Niedernhofer explained: “Our experiments showed that mice that have progeria, a disorder of premature aging, were healthier and lived longer after an injection of stem cells from young, healthy animals. That tells us that stem cell dysfunction is a cause of the changes we see with aging.”
The research team examined a stem/progenitor cell population derived from the muscle of mice engineered to suffer from a genetic disease called progeria. Progeria is a genetic disease that causes premature aging. Human patients with progeria age extremely quickly and die at a very young age from old age. Muscle-derived stem cells from progeria mice were fewer in number, did not replicate as often, didn’t differentiate as readily into specialized cells and were impaired in their ability to regenerate damaged muscle in comparison to those found in normal rodents. The same defects were discovered in the stem/progenitor cells isolated from very old mice.
Dr. Huard said: “We wanted to see if we could rescue these rapidly aging animals, so we injected stem/progenitor cells from young, healthy mice into the abdomens of 17-day-old progeria mice. Typically the progeria mice die at around 21 to 28 days of age, but the treated animals lived far longer – some even lived beyond 66 days. They also were in better general health.”
As the progeria mice age, they lose muscle mass in their hind limbs, hunch over, tremble, and move slowly and awkwardly. Affected mice received an injection of stem cells just before showing the first signs of aging were more like normal mice, and they grew almost as large. Closer examination showed new blood vessel growth in the brain and muscle, even though the stem/progenitor cells weren’t detected in those tissues. However, the injected cells didn’t migrate to any particular tissue after injection into the abdomen.
Niedernhofer noted: “This leads us to think that healthy cells secrete factors to create an environment that help correct the dysfunction present in the native stem cell population and aged tissue.
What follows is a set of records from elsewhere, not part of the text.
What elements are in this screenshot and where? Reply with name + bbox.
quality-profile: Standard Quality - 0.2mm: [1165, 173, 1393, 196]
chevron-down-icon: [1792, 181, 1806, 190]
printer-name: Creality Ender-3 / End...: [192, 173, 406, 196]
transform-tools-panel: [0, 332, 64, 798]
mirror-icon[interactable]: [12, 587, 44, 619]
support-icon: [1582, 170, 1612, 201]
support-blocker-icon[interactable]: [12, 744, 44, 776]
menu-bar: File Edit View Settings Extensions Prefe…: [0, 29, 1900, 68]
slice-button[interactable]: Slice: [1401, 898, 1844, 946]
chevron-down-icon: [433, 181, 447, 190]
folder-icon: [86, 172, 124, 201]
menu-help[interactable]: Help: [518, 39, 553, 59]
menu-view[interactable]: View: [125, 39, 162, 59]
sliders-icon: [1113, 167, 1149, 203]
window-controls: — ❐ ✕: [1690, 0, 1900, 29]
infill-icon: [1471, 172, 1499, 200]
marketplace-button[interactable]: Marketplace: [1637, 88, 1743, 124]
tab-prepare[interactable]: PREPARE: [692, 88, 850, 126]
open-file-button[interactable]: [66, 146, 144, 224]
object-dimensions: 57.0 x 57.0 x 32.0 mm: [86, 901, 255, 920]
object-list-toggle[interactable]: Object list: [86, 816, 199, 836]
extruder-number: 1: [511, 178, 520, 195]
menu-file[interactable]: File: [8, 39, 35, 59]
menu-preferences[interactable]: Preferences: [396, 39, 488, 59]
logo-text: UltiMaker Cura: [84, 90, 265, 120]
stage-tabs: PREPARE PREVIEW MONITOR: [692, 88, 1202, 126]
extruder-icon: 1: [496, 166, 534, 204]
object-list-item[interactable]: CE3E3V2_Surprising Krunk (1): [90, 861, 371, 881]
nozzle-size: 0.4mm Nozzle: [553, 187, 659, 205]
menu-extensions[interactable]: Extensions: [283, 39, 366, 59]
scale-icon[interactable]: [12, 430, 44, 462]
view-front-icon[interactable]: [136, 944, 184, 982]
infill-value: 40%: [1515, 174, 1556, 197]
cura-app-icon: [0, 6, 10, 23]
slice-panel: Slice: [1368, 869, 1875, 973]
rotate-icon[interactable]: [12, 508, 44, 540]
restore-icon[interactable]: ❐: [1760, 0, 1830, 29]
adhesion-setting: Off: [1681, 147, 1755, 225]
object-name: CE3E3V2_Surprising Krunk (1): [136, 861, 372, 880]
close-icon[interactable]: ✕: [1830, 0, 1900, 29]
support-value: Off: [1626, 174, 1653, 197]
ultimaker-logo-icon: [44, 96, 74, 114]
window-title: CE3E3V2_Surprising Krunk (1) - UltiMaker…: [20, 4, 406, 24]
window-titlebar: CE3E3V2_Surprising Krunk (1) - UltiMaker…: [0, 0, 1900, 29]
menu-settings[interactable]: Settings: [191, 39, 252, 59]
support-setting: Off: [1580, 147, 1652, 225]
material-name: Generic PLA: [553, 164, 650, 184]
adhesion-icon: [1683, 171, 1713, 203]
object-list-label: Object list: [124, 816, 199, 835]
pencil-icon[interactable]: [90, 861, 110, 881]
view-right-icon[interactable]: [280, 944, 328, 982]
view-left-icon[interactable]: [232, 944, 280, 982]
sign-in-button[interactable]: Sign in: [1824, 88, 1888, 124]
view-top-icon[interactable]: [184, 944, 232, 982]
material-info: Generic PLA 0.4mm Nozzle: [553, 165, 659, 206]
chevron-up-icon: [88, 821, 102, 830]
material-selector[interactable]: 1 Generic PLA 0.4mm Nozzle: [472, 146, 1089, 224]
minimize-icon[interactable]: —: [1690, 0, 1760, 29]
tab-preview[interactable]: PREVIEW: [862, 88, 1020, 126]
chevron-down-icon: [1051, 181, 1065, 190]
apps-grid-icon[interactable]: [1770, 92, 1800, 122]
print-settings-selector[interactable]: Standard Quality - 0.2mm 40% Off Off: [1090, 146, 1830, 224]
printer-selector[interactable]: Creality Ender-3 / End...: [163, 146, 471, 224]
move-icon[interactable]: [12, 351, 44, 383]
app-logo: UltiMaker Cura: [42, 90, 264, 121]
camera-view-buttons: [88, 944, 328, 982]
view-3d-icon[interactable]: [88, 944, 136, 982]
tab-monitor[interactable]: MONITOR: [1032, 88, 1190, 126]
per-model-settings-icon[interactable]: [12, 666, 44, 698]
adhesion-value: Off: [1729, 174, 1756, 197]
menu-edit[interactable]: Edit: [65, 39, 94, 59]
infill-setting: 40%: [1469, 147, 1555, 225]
In a culture dish experiment, we put young stem cells close to, but not touching, progeria stem cells, and the unhealthy cells functionally improved.”
Animals that age normally were not treated with stem/progenitor cells, but these provocative findings urge further research. They hint that it might be possible one day to forestall the biological declines associated with aging by delivering a shot of youthful vigor, particularly if specific rejuvenating proteins or molecules produced by the stem cells could be identified and isolated.